素直で真面目で好感を持てる要素も多い反面、考え方に「お花畑」的なところがあり、その真面目さに苛立ちを感じさせる。それは、まさに大也が八重子に抱く苛立ちで、原作小説の核にあった「アンチ多様性」(=世間に溢れる「多様性」への苛立ち)と同根のものだ。
映画でも、本来それが表現されて然るべきだった。
最も問題なのは、八重子の外見や所作。映画の中での八重子は、かなり挙動不審で、表情も魅力的には描かれない。
小説ではダイバーシティフェスに関わることで彼女自身が成長し自信を持っていく様子が描かれていたが、それも省かれているため、初見の観客にとっては、正体不明の謎の女性で全く共感できない。共感した上での苛立ちも感じない。


したがって、大也VS八重子の対決にはあまりスリルを感じない。原作では、大也からの「インスタへの匿名リクエストはあんただよな」という指摘は、八重子の反撃のあとの「ノーガードの応酬」部分に置かれているが、映画版では、大也のバイト先(対決の前のシーン)と改変されているのも謎だ。
この改変で、八重子が、より共感できない「キモい」だけの人になってしまった。

さらに、大也がゲイなのでは?という噂が仲間うちで広がるエピソード*1が省かれ、「水フェチ」であることが比較的早い段階で明かされるため、2段階で「逆転」が生じる原作の良さが表し切れていない。

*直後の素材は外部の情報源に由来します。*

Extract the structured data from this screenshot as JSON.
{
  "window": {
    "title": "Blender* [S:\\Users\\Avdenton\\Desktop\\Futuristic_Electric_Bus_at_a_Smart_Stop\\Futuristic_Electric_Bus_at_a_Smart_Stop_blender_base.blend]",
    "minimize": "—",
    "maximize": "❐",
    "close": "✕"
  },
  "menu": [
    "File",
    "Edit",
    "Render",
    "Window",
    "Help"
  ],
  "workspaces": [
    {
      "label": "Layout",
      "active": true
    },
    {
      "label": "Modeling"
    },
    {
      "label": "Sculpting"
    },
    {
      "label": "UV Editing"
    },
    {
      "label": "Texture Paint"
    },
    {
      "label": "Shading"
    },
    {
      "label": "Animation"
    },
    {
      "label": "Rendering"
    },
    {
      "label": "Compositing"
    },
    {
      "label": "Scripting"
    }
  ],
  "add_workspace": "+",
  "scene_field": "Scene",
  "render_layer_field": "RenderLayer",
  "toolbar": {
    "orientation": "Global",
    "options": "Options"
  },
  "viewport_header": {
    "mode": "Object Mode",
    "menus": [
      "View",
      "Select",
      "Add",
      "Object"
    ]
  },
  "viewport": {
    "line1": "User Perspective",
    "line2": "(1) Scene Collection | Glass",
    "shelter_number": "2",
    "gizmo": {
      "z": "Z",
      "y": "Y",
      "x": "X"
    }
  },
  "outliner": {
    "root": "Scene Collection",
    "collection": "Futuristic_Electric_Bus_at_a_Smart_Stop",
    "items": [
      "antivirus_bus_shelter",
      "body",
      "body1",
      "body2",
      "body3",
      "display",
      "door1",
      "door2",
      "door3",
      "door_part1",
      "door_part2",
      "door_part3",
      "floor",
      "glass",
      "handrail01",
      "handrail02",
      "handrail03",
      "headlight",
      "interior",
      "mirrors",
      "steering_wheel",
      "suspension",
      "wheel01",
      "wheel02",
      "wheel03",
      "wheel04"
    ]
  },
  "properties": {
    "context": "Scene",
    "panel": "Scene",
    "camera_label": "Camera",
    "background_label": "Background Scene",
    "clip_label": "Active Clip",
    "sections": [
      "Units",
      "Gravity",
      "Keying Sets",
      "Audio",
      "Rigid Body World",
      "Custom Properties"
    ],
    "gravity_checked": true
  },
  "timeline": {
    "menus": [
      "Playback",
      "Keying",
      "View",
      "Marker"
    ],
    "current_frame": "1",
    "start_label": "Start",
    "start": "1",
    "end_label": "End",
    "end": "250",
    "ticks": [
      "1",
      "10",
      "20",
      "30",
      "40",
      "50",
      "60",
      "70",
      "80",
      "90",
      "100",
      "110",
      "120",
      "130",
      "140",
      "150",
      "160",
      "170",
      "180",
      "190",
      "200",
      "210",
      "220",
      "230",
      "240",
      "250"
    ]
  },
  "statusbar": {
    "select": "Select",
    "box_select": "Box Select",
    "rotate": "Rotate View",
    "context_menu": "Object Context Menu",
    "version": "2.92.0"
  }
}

繰り返しになるが、やはり映画として、桐生夏月、佐々木佳道、諸橋大也3人の特殊性癖を映像として見せることを第一優先とし、最大の見せ場を「桐生夏月VS寺井啓喜」とすれば、大也、八重子のエピソードは省略せざるを得ない。
結果的に、映画は、小説のダイジェストにはなっているが、小説を読んでいない人には、作品に八重子がいる意味が理解できないだろう。
小説での八重子への応援と苛立ちの両面の感情が爆発するクライマックス。あれが映画で体験できなかったのは本当に残念だが、新垣結衣の鬼気迫る演技を観られただけでも満足するべきなのだろう。

役者陣

やはりこの映画は新垣結衣の映画だと思う。
冒頭の食事シーンから無表情。いわゆる「目が死んでる」表情。
デパートで布団を売っているときの声も低いし、Nintendo Switchの宣伝に出ている彼女とは全くの別人。「座敷女」のような背の高い怖い女性。
それが、佐々木佳道と出会い、「明日死なないこと」を考えるようになってから表情が和らぎ、一気に「いつものガッキー」に近付いていく。
だからこそ、最後の寺井との対決シーンの無表情の復活が「強い」。
「有り得ない、ですか」と、怒りというより失望を込めた寺井への言葉が、とても重く響く。
なお、そんなガッキーの高校生時代を演じた方も、ガッキーに似ているわけではないが、「夏月」として説得力があり、とても良かった。


そしてやっぱり神戸八重子役の東野絢香
原作小説を読んでいれば、そのバックグラウンドを彼女に重ねることもでき、大也との対決シーンもある程度までは気持ちを盛り上げることができた。
しかし、やはり映画では、彼女の暗い部分に焦点が当たり過ぎて、原作小説にあった、彼女の前向きな(だからこそ苛々させる)部分が削ぎ落されてしまっていた。(彼女もまた「座敷女」だった。)
ここは、役者というより演出の部分だと思うが、本当に残念。

そのほか

パンフレットが必要最小限過ぎて、やや残念でした。
また、劇場で、よくわからないところで笑っている人がいて、何というか、色んな人がいるな、と思いました。


*1:ここで、大也が「例のプール」を知らないことからそんな噂が広まる、というエピソードは、すごいところ突いてくるな!と驚いた。